More Supreme Court Textualism
Michael Ramsey

The Supreme Court delivered two unanimous decisions in unexceptional cases this week: Culbertson v. Berryhill (per Justice Thomas) and Henry Schein Inc. v. Archer & White Sales Inc. (per Justice Kavanaugh).  

 Both opinions are notable as strongly textualist, though.  In Schein, the question presented was

Whether the Federal Arbitration Act permits a court to decline to enforce an agreement delegating questions of arbitrability to an arbitrator if the court concludes the claim of arbitrability is “wholly groundless.” 

The Court concluded:

The question presented in this case is whether the “wholly groundless” exception is consistent with the Federal Arbitration Act. We conclude that it is not. The Act does not contain a “wholly groundless” exception, and we are not at liberty to rewrite the statute passed by Congress and signed by the President. 

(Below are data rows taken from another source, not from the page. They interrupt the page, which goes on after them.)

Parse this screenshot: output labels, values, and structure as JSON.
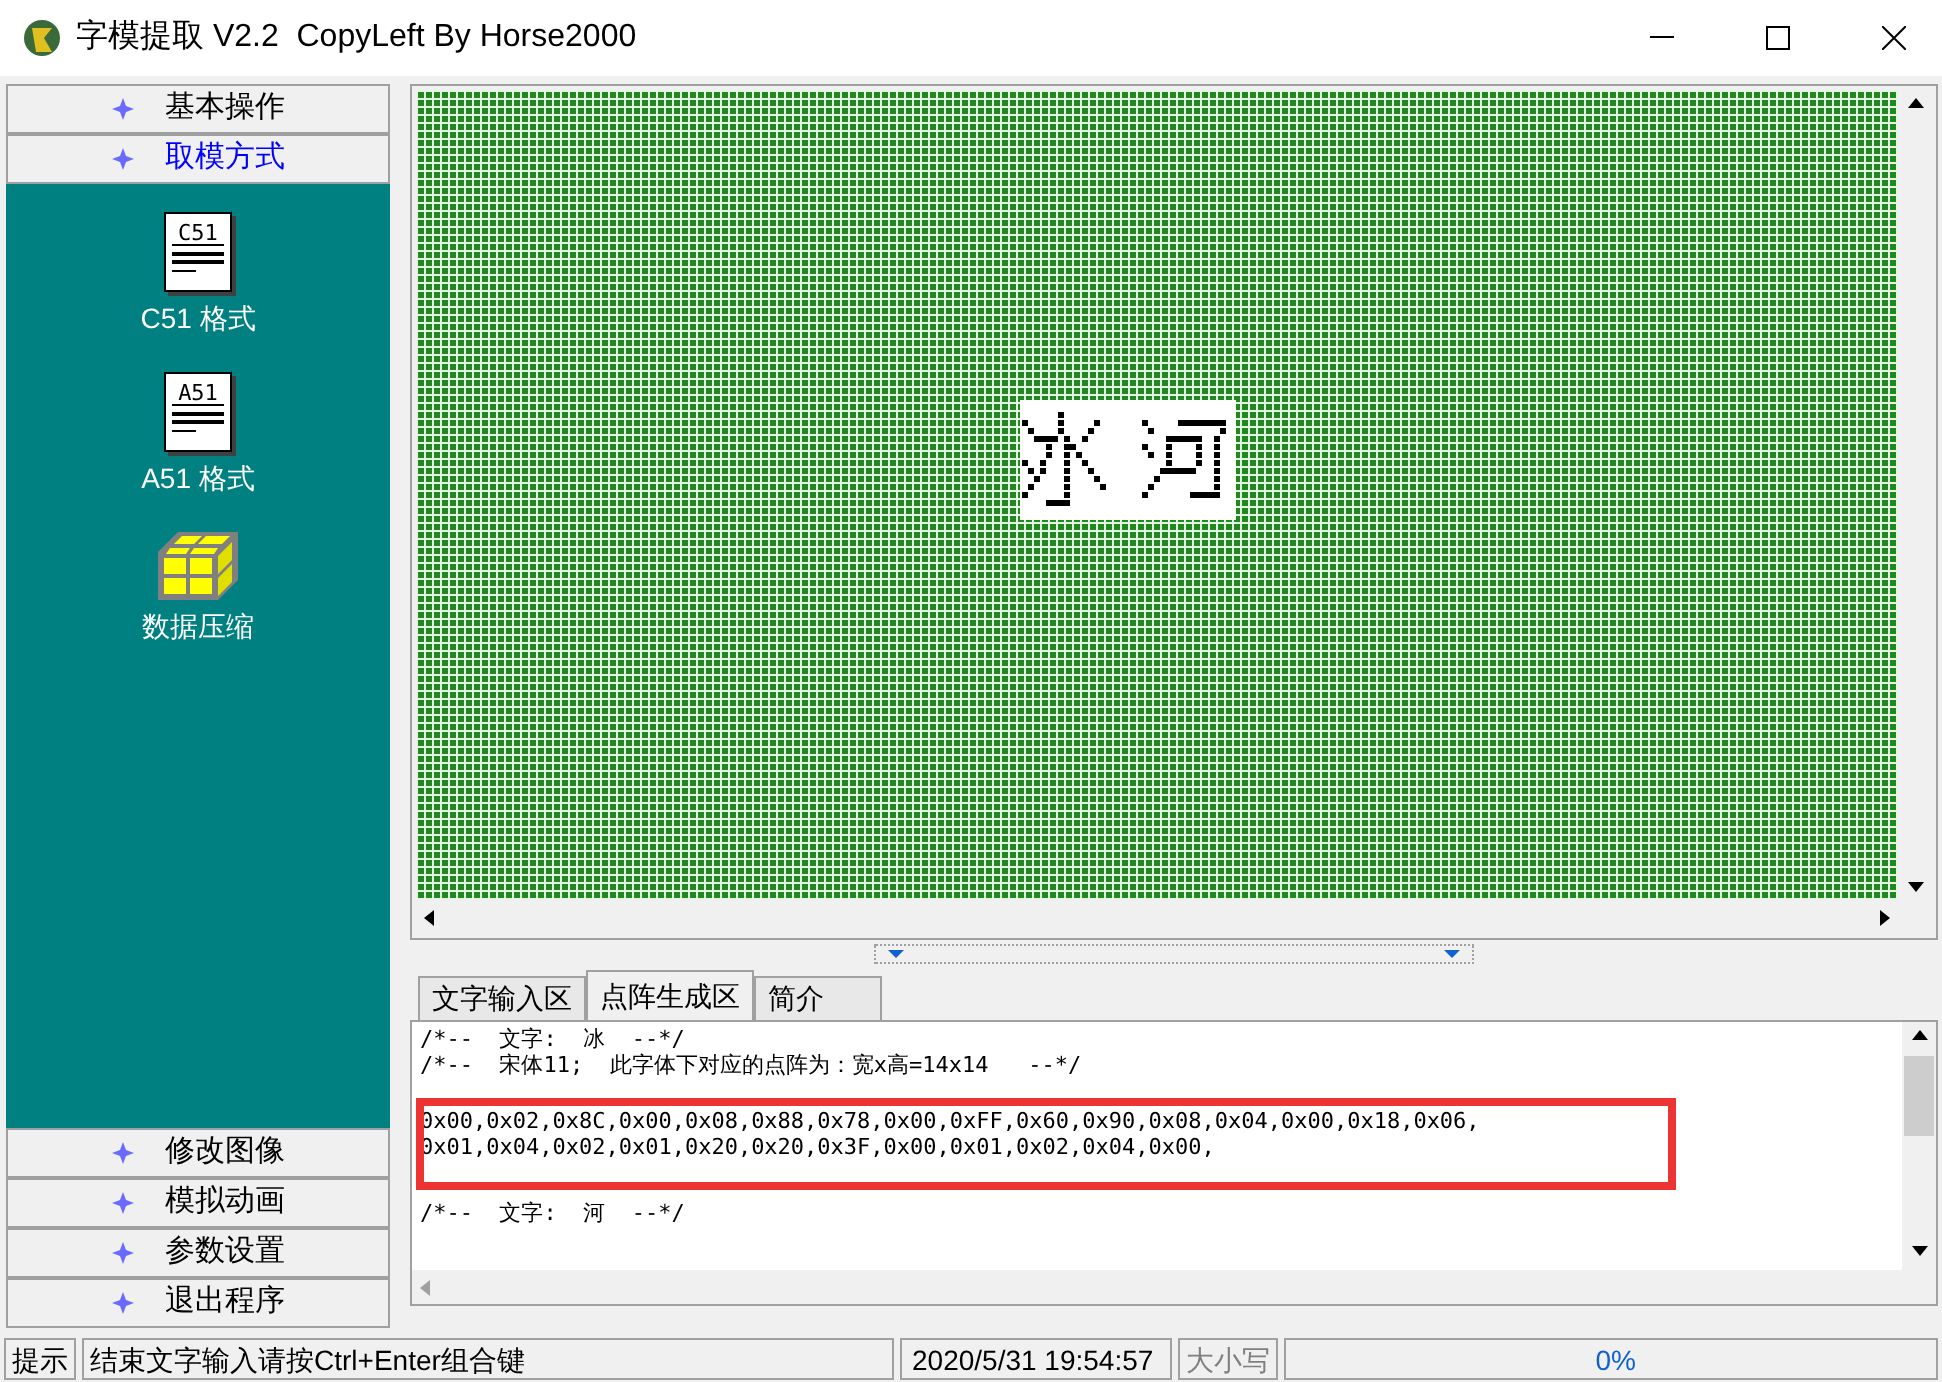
{
  "window": {
    "title": "字模提取 V2.2  CopyLeft By Horse2000"
  },
  "sidebar": {
    "top_sections": [
      {
        "label": "基本操作",
        "selected": false
      },
      {
        "label": "取模方式",
        "selected": true
      }
    ],
    "panel_items": [
      {
        "kind": "notepad",
        "icon_text": "C51",
        "label": "C51 格式"
      },
      {
        "kind": "notepad",
        "icon_text": "A51",
        "label": "A51 格式"
      },
      {
        "kind": "cube",
        "label": "数据压缩"
      }
    ],
    "bottom_sections": [
      {
        "label": "修改图像",
        "selected": false
      },
      {
        "label": "模拟动画",
        "selected": false
      },
      {
        "label": "参数设置",
        "selected": false
      },
      {
        "label": "退出程序",
        "selected": false
      }
    ]
  },
  "tabs": [
    {
      "label": "文字输入区",
      "selected": false
    },
    {
      "label": "点阵生成区",
      "selected": true
    },
    {
      "label": "简介",
      "selected": false
    }
  ],
  "output": {
    "lines": [
      "/*--  文字:  冰  --*/",
      "/*--  宋体11;  此字体下对应的点阵为：宽x高=14x14   --*/",
      "0x00,0x02,0x8C,0x00,0x08,0x88,0x78,0x00,0xFF,0x60,0x90,0x08,0x04,0x00,0x18,0x06,",
      "0x01,0x04,0x02,0x01,0x20,0x20,0x3F,0x00,0x01,0x02,0x04,0x00,",
      "/*--  文字:  河  --*/"
    ]
  },
  "status_bar": {
    "label": "提示",
    "message": "结束文字输入请按Ctrl+Enter组合键",
    "datetime": "2020/5/31 19:54:57",
    "caps": "大小写",
    "progress": "0%"
  }
}
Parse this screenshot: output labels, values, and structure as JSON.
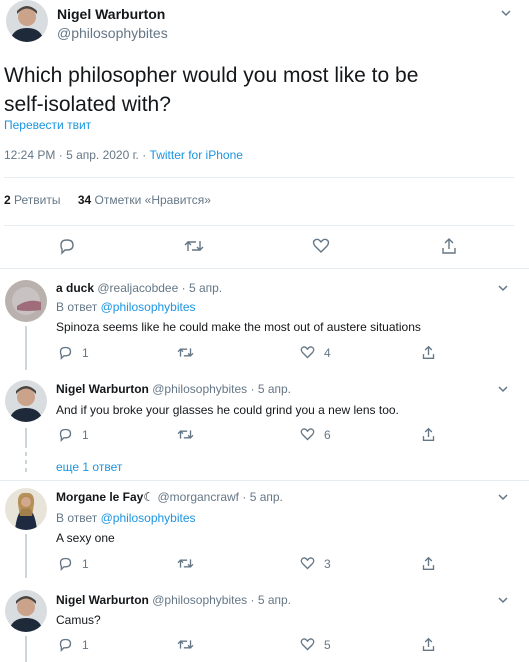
{
  "main_tweet": {
    "author_name": "Nigel Warburton",
    "author_handle": "@philosophybites",
    "text_line1": "Which philosopher would you most like to be",
    "text_line2": "self-isolated with?",
    "translate": "Перевести твит",
    "time": "12:24 PM",
    "dot": "·",
    "date": "5 апр. 2020 г.",
    "source": "Twitter for iPhone",
    "retweets_count": "2",
    "retweets_label": "Ретвиты",
    "likes_count": "34",
    "likes_label": "Отметки «Нравится»"
  },
  "replies": [
    {
      "name": "a duck",
      "handle": "@realjacobdee",
      "date": "5 апр.",
      "reply_to_prefix": "В ответ",
      "reply_to_handle": "@philosophybites",
      "text": "Spinoza seems like he could make the most out of austere situations",
      "replies": "1",
      "likes": "4"
    },
    {
      "name": "Nigel Warburton",
      "handle": "@philosophybites",
      "date": "5 апр.",
      "text": "And if you broke your glasses he could grind you a new lens too.",
      "replies": "1",
      "likes": "6",
      "more_replies": "еще 1 ответ"
    },
    {
      "name": "Morgane le Fay☾",
      "handle": "@morgancrawf",
      "date": "5 апр.",
      "reply_to_prefix": "В ответ",
      "reply_to_handle": "@philosophybites",
      "text": "A sexy one",
      "replies": "1",
      "likes": "3"
    },
    {
      "name": "Nigel Warburton",
      "handle": "@philosophybites",
      "date": "5 апр.",
      "text": "Camus?",
      "replies": "1",
      "likes": "5"
    }
  ],
  "dot": "·",
  "colors": {
    "accent": "#1b95e0",
    "secondary": "#657786",
    "border": "#e6ecf0",
    "thread": "#ccd6dd"
  },
  "icons": [
    "reply-icon",
    "retweet-icon",
    "like-icon",
    "share-icon",
    "chevron-down-icon"
  ]
}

Note here that there's a good pragmatic argument for the "wholly groundless" rule.  Why constitute an arbitration tribunal just for the purpose of assessing a claim that is "wholly groundless"?  Why not give federal courts the power to avert this obvious waste of time and resources?  Answer: because the statute doesn't grant this power.

In Culberson, the question presented was:

Whether fees [for representation of claimants under the Social Security Act] subject to § 406(b)’s 25-percent cap include ... only fees for representation in court or ... also [include] fees for representation before the [Social Security Administration].

Again, it seems reasonable to say that the 25% cap applies across the board.  Why cap fees for representation in court but not cap fees for representation before the agency?  Answer: because that's what the statute says.  As Justice Thomas wrote for the Court:

Because §406(b) by its terms imposes a 25% cap on fees only for representation before a court, and §406(a) has separate caps on fees for representation before the agency, we hold that the statute does not impose a 25% cap on aggregate fees.

I think both cases are emblematic of a decisive shift in the legal culture.  Both cases reject pragmatic doctrines developed by the courts of appeal decades ago.  I doubt that either would have come out the same way at the Supreme Court forty years earlier, and at least they surely would not have been unanimous. The short of it is that, in cases that are not politically charged, if the text is clear, it will be applied, even if there is a good pragmatic argument on the other side. From a rule of law perspective, that's progress.